In October, during a CNN town hall with Harris, Piker hosted a stream responding to Harris’ comments. When a voter asked Harris how she will address rising antisemitism on U.S. campuses,. Piker derided the questioner and mocked Harris’ response.
“Will every single college campus liberal sign a petition to say they will never disparage the beautiful state of Israel, or not? If your answer is no, I don’t know, I can’t vote for you,” he said sarcastically.

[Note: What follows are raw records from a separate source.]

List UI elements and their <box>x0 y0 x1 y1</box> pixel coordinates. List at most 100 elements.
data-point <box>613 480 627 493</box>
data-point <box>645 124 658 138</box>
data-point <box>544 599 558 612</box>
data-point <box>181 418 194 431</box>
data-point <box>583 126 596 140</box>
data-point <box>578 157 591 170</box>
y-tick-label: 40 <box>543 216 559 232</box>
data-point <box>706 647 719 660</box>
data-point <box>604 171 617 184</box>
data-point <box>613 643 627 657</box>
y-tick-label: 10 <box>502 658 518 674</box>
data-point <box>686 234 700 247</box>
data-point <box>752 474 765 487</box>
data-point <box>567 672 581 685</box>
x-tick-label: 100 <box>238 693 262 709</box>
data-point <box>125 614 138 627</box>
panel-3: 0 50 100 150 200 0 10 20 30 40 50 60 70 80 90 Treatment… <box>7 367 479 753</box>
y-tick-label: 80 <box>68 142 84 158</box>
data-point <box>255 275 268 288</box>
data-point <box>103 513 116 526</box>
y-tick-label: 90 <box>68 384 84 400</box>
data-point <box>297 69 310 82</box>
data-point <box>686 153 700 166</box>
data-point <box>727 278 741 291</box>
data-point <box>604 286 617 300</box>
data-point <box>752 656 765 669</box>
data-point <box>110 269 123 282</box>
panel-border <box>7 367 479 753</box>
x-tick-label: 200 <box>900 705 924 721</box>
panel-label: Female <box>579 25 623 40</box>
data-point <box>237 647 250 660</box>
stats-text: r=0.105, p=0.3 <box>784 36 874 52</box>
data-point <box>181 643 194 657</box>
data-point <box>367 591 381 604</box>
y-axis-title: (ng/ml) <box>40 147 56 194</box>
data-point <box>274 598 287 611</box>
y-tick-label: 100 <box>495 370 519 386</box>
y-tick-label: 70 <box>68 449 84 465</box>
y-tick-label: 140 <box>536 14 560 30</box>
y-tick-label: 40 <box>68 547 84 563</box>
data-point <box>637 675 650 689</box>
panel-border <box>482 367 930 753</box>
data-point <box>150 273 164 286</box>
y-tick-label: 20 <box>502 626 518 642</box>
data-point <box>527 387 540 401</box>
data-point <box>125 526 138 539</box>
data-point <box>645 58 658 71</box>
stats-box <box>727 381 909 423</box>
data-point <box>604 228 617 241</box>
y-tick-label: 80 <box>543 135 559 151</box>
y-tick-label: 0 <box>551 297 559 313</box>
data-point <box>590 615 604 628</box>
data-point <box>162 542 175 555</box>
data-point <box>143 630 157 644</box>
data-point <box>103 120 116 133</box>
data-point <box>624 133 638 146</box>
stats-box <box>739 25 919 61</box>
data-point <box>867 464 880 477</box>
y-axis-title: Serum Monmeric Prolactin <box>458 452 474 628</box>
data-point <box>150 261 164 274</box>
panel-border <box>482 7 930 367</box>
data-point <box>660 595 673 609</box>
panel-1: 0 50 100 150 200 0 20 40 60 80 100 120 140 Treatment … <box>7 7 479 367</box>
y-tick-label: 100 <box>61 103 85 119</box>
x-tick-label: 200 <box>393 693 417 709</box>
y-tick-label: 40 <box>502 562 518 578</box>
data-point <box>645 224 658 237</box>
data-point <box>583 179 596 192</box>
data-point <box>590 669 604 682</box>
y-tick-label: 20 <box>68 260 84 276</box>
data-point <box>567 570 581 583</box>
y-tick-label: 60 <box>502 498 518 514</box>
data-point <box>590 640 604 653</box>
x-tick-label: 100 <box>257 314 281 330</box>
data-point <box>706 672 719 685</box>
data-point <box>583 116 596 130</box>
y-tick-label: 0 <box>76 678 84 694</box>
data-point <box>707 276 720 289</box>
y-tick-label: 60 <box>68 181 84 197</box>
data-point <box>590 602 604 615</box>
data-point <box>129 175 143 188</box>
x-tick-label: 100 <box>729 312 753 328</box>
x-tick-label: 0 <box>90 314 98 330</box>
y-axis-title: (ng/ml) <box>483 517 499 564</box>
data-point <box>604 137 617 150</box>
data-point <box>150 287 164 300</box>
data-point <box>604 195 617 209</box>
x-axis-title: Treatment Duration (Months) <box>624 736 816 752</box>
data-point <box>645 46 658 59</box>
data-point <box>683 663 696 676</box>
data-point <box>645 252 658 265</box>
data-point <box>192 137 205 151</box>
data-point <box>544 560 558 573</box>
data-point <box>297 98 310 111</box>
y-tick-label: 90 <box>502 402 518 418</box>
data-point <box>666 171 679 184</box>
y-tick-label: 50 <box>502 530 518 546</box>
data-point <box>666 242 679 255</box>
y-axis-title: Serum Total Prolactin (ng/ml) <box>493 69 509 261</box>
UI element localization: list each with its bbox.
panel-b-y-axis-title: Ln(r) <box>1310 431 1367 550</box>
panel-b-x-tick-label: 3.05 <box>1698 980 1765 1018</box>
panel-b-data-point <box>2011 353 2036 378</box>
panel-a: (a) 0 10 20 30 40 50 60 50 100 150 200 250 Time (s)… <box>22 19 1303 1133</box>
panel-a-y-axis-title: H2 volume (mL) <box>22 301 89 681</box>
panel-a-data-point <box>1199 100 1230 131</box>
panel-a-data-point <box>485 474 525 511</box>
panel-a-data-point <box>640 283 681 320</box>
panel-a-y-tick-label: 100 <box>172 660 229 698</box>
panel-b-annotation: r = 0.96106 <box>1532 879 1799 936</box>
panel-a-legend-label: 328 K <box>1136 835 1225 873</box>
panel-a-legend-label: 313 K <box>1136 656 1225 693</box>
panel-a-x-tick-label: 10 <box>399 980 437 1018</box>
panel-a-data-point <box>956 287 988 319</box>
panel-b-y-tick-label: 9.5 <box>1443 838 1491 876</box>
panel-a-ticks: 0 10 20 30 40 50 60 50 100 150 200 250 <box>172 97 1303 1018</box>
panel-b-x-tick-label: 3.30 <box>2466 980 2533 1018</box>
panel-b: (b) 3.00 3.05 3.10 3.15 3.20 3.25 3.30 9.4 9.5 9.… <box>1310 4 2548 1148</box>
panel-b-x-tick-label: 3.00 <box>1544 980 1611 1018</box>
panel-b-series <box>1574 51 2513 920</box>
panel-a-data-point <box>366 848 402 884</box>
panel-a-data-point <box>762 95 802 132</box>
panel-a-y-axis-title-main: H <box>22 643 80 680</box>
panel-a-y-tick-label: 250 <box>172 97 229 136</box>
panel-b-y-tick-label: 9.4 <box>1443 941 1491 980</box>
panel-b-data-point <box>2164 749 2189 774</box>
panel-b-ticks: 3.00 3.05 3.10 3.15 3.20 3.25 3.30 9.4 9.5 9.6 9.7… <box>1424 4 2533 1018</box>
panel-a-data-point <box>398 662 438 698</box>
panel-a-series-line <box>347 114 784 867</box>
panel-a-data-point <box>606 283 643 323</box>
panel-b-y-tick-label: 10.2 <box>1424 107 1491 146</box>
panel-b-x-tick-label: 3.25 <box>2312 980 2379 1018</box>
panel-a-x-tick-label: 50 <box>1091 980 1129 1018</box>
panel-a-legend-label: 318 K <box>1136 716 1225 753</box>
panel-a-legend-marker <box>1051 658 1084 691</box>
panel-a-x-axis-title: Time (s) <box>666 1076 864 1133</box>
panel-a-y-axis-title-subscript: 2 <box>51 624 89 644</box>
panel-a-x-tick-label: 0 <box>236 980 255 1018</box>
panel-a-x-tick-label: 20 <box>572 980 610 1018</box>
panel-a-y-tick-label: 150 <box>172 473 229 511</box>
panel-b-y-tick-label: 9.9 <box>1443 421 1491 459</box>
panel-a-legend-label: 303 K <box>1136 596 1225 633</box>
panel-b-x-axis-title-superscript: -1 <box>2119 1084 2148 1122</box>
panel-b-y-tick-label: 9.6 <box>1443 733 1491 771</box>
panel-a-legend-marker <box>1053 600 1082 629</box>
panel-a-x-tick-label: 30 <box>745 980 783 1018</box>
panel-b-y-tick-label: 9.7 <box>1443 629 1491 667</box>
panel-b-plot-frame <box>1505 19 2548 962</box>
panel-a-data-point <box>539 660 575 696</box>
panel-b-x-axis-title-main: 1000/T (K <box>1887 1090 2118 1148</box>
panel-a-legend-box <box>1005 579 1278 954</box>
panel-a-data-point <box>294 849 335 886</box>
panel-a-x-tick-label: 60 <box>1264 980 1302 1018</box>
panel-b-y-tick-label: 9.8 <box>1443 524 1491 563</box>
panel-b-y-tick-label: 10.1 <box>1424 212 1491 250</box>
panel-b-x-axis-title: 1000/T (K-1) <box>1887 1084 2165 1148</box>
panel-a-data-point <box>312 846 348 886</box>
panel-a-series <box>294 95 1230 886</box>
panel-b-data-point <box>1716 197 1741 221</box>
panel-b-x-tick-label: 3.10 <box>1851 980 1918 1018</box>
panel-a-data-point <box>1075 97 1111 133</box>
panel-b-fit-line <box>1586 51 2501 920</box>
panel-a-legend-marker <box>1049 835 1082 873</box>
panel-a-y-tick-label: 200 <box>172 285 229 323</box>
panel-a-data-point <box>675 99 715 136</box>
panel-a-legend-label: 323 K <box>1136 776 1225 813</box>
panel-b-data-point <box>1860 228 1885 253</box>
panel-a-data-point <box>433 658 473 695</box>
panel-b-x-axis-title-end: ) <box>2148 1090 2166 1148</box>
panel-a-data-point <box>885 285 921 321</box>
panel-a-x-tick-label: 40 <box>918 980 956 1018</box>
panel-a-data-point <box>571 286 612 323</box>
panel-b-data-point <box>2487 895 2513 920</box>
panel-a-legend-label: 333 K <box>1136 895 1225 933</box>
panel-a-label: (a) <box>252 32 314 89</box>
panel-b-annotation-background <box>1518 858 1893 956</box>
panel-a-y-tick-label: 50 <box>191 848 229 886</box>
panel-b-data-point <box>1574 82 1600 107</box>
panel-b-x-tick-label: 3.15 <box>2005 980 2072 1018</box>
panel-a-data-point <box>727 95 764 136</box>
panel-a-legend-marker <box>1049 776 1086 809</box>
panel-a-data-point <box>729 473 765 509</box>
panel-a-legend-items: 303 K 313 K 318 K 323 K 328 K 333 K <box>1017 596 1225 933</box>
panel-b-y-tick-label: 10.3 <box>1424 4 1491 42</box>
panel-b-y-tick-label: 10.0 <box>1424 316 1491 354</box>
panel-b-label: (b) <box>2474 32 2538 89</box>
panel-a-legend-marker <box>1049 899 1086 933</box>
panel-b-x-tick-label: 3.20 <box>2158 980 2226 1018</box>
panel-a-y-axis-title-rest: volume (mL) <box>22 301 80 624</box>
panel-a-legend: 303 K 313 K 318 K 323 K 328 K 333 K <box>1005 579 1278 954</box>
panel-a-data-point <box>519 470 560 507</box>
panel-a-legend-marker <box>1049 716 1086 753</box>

“How will Kamala Harris combat antisemitism on college campuses? That’s my single issue,” Piker continued. “There are still students out there that learn in classrooms that genocide is bad, for example. I don’t think that that’s appropriate. I think that sometimes genocide is good, like, for example, if the victims of the genocide are barbaric animal monsters who have an antiquated, ancient gene of antisemitism in their hearts. If you don’t teach it like that, then people are going to learn the wrong lessons.”
When Piker discussed the violence against Israelis in Amsterdam, he attributed it to soccer’s “hooligan” culture. At the same time, he suggested that Israelis who were beaten up and stalked in the streets deserved it because some fans of Maccabi Tel Aviv had taunted Arabs in the city with Islamophobic slurs earlier in the day. He called the Israeli fans “Judeo-Nazi ultra fans.”
“It is so gross and so shameless the way that people who want to defend Israel’s utterly unconscionable, immoral actions will just so cynically, consistently say that this is antisemitic,” Piker said. “When Israel is going on defense mode after siccing their football hooligans on foreign soil, and then crying foul after they got their ass beat, to be like, ‘This is an antisemitic pogrom,’ you’re literally just making people more antisemitic.”
Two weeks later, he hosted Ta-Nehisi Coates, the National Book Award-winning author, to talk about how he “saw the truth about Palestine.” In May, Piker hosted Rep. Alexandria Ocasio-Cortez (D-NY).
Piker did not respond to a request for comment.